Pay equity commission stuck in committee
LANSING — A bill to create a commission on pay equity is stalled in the House Government Operations Committee, but it might get a chance in December.
The Commission on Pay Equity, as it would be known, would “develop definitions of comparable wages, using the criteria of composite skills, responsibility, effort, education or training, and working conditions,” according to the bill.
Karla Swift, president of the Michigan AFL-CIO, said she would like to see the bill passed in the lame-duck session in December.
Reps. Dian Slavens, D-Canton, and Marcia Hovey-Wright, D-Muskegon, along with about 30 other representatives, sponsored the bill.
“The commission would be a place for everyday people to get in contact with representatives who serve the underserved in our workforce,” Swift said. “It would work together to give advice on which policies were helpful and which were not.”
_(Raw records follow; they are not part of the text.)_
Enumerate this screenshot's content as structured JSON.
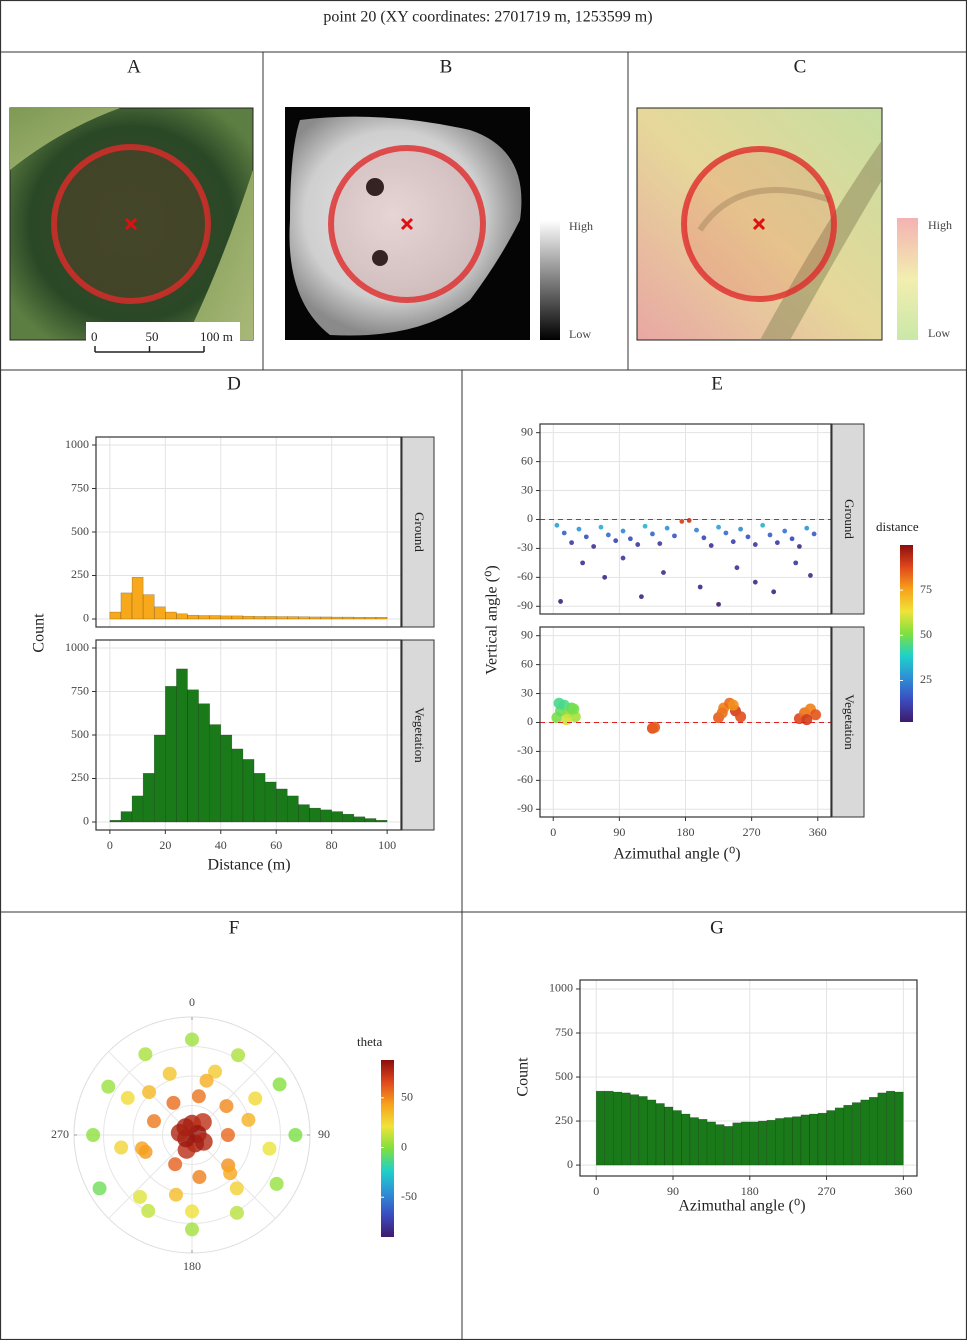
{
  "title": "point 20 (XY coordinates: 2701719 m, 1253599 m)",
  "image_panels": [
    {
      "label": "A",
      "scale_bar": {
        "xlim": [
          0,
          100
        ],
        "ticks": [
          0,
          50,
          {
            "value": 100,
            "label": "100 m"
          }
        ]
      }
    },
    {
      "label": "B",
      "legend": {
        "high": "High",
        "low": "Low"
      }
    },
    {
      "label": "C",
      "legend": {
        "high": "High",
        "low": "Low"
      }
    }
  ],
  "chart_data": [
    {
      "type": "histogram",
      "label": "D",
      "xlabel": "Distance (m)",
      "ylabel": "Count",
      "bins": [
        0,
        4,
        8,
        12,
        16,
        20,
        24,
        28,
        32,
        36,
        40,
        44,
        48,
        52,
        56,
        60,
        64,
        68,
        72,
        76,
        80,
        84,
        88,
        92,
        96,
        100
      ],
      "facets": [
        {
          "name": "Ground",
          "color": "#f7a81b",
          "values": [
            40,
            150,
            240,
            140,
            70,
            40,
            30,
            22,
            20,
            20,
            18,
            18,
            16,
            15,
            15,
            14,
            14,
            13,
            12,
            12,
            11,
            11,
            10,
            10,
            10
          ]
        },
        {
          "name": "Vegetation",
          "color": "#1a7a1a",
          "values": [
            10,
            60,
            150,
            280,
            500,
            780,
            880,
            760,
            680,
            560,
            500,
            420,
            360,
            280,
            230,
            190,
            150,
            100,
            80,
            70,
            60,
            45,
            30,
            20,
            10
          ]
        }
      ],
      "xlim": [
        -5,
        105
      ],
      "ylim": [
        -46,
        1046
      ],
      "xticks": [
        0,
        20,
        40,
        60,
        80,
        100
      ],
      "yticks": [
        0,
        250,
        500,
        750,
        1000
      ],
      "grid": true
    },
    {
      "type": "scatter",
      "label": "E",
      "xlabel": "Azimuthal angle (⁰)",
      "ylabel": "Vertical angle (⁰)",
      "reference_line": 0,
      "facets": [
        {
          "name": "Ground",
          "x": [
            5,
            15,
            25,
            35,
            45,
            55,
            65,
            75,
            85,
            95,
            105,
            115,
            125,
            135,
            145,
            155,
            165,
            175,
            185,
            195,
            205,
            215,
            225,
            235,
            245,
            255,
            265,
            275,
            285,
            295,
            305,
            315,
            325,
            335,
            345,
            355,
            10,
            40,
            70,
            95,
            120,
            150,
            200,
            225,
            250,
            275,
            300,
            330,
            350
          ],
          "y": [
            -6,
            -14,
            -24,
            -10,
            -18,
            -28,
            -8,
            -16,
            -22,
            -12,
            -20,
            -26,
            -7,
            -15,
            -25,
            -9,
            -17,
            -2,
            -1,
            -11,
            -19,
            -27,
            -8,
            -14,
            -23,
            -10,
            -18,
            -26,
            -6,
            -16,
            -24,
            -12,
            -20,
            -28,
            -9,
            -15,
            -85,
            -45,
            -60,
            -40,
            -80,
            -55,
            -70,
            -88,
            -50,
            -65,
            -75,
            -45,
            -58
          ],
          "distance": [
            30,
            18,
            10,
            28,
            15,
            8,
            32,
            20,
            12,
            25,
            14,
            9,
            34,
            19,
            10,
            27,
            16,
            90,
            92,
            24,
            13,
            8,
            30,
            20,
            11,
            26,
            15,
            9,
            33,
            18,
            10,
            22,
            13,
            7,
            28,
            17,
            4,
            8,
            6,
            9,
            5,
            7,
            6,
            3,
            8,
            6,
            5,
            9,
            7
          ]
        },
        {
          "name": "Vegetation",
          "x": [
            5,
            10,
            15,
            20,
            25,
            30,
            8,
            18,
            28,
            135,
            138,
            225,
            232,
            240,
            248,
            255,
            230,
            245,
            335,
            342,
            350,
            357,
            345
          ],
          "y": [
            5,
            12,
            18,
            10,
            15,
            6,
            20,
            3,
            14,
            -6,
            -5,
            5,
            15,
            20,
            12,
            6,
            10,
            18,
            4,
            10,
            14,
            8,
            3
          ],
          "distance": [
            50,
            48,
            45,
            52,
            47,
            55,
            44,
            60,
            50,
            88,
            85,
            85,
            80,
            83,
            90,
            87,
            82,
            78,
            88,
            82,
            80,
            86,
            90
          ]
        }
      ],
      "xlim": [
        -18,
        378
      ],
      "ylim": [
        -98,
        99
      ],
      "xticks": [
        0,
        90,
        180,
        270,
        360
      ],
      "yticks": [
        -90,
        -60,
        -30,
        0,
        30,
        60,
        90
      ],
      "grid": true,
      "colorbar": {
        "title": "distance",
        "lim": [
          2,
          100
        ],
        "ticks": [
          25,
          50,
          75
        ]
      },
      "colormap": [
        "#3d1a6b",
        "#3b4cc0",
        "#2e8fd6",
        "#1fd1c8",
        "#7fe03e",
        "#f0e33a",
        "#f7a21b",
        "#e0481c",
        "#8c0d0d"
      ]
    },
    {
      "type": "polar",
      "label": "F",
      "azimuth": [
        0,
        40,
        80,
        120,
        160,
        200,
        240,
        280,
        320,
        10,
        50,
        90,
        130,
        170,
        210,
        250,
        290,
        330,
        20,
        60,
        100,
        140,
        180,
        220,
        260,
        300,
        340,
        0,
        30,
        60,
        90,
        120,
        150,
        180,
        210,
        240,
        270,
        300,
        330,
        15,
        75,
        135,
        195,
        255,
        315
      ],
      "theta": [
        80,
        75,
        85,
        78,
        82,
        76,
        84,
        79,
        81,
        55,
        50,
        58,
        48,
        52,
        60,
        46,
        54,
        57,
        30,
        25,
        20,
        28,
        22,
        18,
        26,
        24,
        32,
        5,
        8,
        0,
        -2,
        3,
        10,
        6,
        12,
        -5,
        2,
        4,
        7,
        40,
        38,
        42,
        35,
        44,
        36
      ],
      "rlim": [
        90,
        -15
      ],
      "angle_ticks": [
        0,
        90,
        180,
        270
      ],
      "colorbar": {
        "title": "theta",
        "lim": [
          -90,
          88
        ],
        "ticks": [
          -50,
          0,
          50
        ]
      },
      "colormap": [
        "#3d1a6b",
        "#3b4cc0",
        "#2e8fd6",
        "#1fd1c8",
        "#7fe03e",
        "#f0e33a",
        "#f7a21b",
        "#e0481c",
        "#8c0d0d"
      ]
    },
    {
      "type": "histogram",
      "label": "G",
      "xlabel": "Azimuthal angle (⁰)",
      "ylabel": "Count",
      "color": "#1a7a1a",
      "bins": [
        0,
        10,
        20,
        30,
        40,
        50,
        60,
        70,
        80,
        90,
        100,
        110,
        120,
        130,
        140,
        150,
        160,
        170,
        180,
        190,
        200,
        210,
        220,
        230,
        240,
        250,
        260,
        270,
        280,
        290,
        300,
        310,
        320,
        330,
        340,
        350,
        360
      ],
      "values": [
        420,
        420,
        415,
        410,
        400,
        390,
        370,
        350,
        330,
        310,
        290,
        270,
        260,
        245,
        230,
        220,
        240,
        245,
        245,
        250,
        255,
        265,
        270,
        275,
        285,
        290,
        295,
        310,
        325,
        340,
        355,
        370,
        385,
        410,
        420,
        415
      ],
      "xlim": [
        -19,
        376
      ],
      "ylim": [
        -62,
        1051
      ],
      "xticks": [
        0,
        90,
        180,
        270,
        360
      ],
      "yticks": [
        0,
        250,
        500,
        750,
        1000
      ],
      "grid": true
    }
  ]
}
Problems that would be addressed by the commission would include policy on equal pay for equal work, paid sick leave and maternity and medical leave.
On average, women in Michigan are paid 74 cents for every dollar a man is paid doing the same work.
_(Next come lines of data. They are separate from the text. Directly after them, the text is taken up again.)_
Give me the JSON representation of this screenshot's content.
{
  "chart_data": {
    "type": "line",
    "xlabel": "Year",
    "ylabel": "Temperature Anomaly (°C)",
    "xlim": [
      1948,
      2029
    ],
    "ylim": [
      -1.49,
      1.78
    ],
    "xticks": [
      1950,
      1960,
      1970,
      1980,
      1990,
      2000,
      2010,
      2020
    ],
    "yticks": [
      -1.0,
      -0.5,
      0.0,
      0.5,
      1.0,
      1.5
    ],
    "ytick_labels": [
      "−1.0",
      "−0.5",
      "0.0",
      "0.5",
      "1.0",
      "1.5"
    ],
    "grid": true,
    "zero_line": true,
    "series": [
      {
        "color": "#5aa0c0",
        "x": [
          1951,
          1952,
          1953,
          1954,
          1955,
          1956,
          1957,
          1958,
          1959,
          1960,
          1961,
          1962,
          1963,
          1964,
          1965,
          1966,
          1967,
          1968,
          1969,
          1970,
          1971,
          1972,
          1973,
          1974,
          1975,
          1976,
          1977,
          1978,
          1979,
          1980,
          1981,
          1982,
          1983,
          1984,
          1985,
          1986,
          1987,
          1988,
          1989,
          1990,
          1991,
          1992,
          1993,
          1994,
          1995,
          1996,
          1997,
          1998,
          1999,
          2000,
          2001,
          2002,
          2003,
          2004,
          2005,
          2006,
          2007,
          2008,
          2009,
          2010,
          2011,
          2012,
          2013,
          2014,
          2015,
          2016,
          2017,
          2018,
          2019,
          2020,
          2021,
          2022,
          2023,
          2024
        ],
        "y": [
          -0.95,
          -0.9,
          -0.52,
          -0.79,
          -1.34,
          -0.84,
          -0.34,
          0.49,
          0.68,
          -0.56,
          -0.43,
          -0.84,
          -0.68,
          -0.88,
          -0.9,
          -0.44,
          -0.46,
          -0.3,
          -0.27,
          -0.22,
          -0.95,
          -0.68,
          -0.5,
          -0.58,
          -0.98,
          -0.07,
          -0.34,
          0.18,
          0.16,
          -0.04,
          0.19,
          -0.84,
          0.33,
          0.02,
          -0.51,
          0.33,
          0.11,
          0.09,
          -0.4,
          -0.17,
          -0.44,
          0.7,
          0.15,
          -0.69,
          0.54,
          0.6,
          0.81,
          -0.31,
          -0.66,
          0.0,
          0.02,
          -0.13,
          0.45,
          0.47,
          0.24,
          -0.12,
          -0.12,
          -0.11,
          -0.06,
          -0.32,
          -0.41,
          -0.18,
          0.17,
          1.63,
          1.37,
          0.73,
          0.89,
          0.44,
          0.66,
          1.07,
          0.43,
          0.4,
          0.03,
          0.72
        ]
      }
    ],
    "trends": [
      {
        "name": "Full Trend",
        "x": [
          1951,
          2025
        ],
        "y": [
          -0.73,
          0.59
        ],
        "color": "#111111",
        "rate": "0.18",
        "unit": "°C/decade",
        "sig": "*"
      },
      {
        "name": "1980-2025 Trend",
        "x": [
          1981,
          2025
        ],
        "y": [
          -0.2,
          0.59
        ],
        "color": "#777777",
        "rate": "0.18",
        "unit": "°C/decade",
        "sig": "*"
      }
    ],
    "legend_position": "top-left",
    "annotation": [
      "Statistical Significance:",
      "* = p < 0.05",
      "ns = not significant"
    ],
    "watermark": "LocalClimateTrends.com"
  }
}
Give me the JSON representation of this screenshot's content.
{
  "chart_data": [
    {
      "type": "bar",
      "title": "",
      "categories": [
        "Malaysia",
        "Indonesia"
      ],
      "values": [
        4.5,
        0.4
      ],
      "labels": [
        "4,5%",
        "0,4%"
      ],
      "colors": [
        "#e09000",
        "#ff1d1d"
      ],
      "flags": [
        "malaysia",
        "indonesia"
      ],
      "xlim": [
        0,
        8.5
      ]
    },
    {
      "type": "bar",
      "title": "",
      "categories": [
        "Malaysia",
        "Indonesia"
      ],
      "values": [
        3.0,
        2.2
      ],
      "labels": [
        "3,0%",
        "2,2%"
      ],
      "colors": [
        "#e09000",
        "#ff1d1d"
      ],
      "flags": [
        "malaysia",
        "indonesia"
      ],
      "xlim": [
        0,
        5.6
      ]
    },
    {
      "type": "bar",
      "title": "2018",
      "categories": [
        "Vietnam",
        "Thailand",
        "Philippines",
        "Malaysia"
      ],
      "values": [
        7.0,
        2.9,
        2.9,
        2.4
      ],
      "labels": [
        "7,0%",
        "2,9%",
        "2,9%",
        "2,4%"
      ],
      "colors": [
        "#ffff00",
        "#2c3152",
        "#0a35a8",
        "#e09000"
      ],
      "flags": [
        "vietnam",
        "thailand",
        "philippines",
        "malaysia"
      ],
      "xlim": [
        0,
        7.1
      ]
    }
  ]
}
If enacted, the governor would appoint members from a number of Michigan associations, including Small Business Association of Michigan, the Michigan Women’s Commission, Chamber of Commerce, AFL-CIO, United Auto Workers, National Organization for Women, Michigan Women’s Studies Association and Michigan Farm Bureau. The directors of the Department of Civil Rights and the Michigan Economic Development Corp. would have seats.
The bill has been in committee since April.
Both the Small Business Association of Michigan and Michigan Economic Development Corp. declined to take a stance on the bill.
Vicki Levengood, the communications director at the Department of Civil Rights, said, “We haven’t seen leadership or state legislation take on this issue.”
However, she said that she feels “confident that a commission would bring more laser-like focus on the issue of pay equity. It would find roadblocks and ways to get around them.”
Levengood said that increasing penalties for sex-based discrimination and allowing employees to know what others are making are possible ways to discourage the pay gap.
Since the enactment of the Equal Pay Act of 1963, the wage gap has closed by only 16 cents per hour, Levengood said, and within the past decade, progress has slowed considerably.
The department “has long urged that men and women are paid to the value of the work they perform and not on the gender of the person performing,” Levengood said.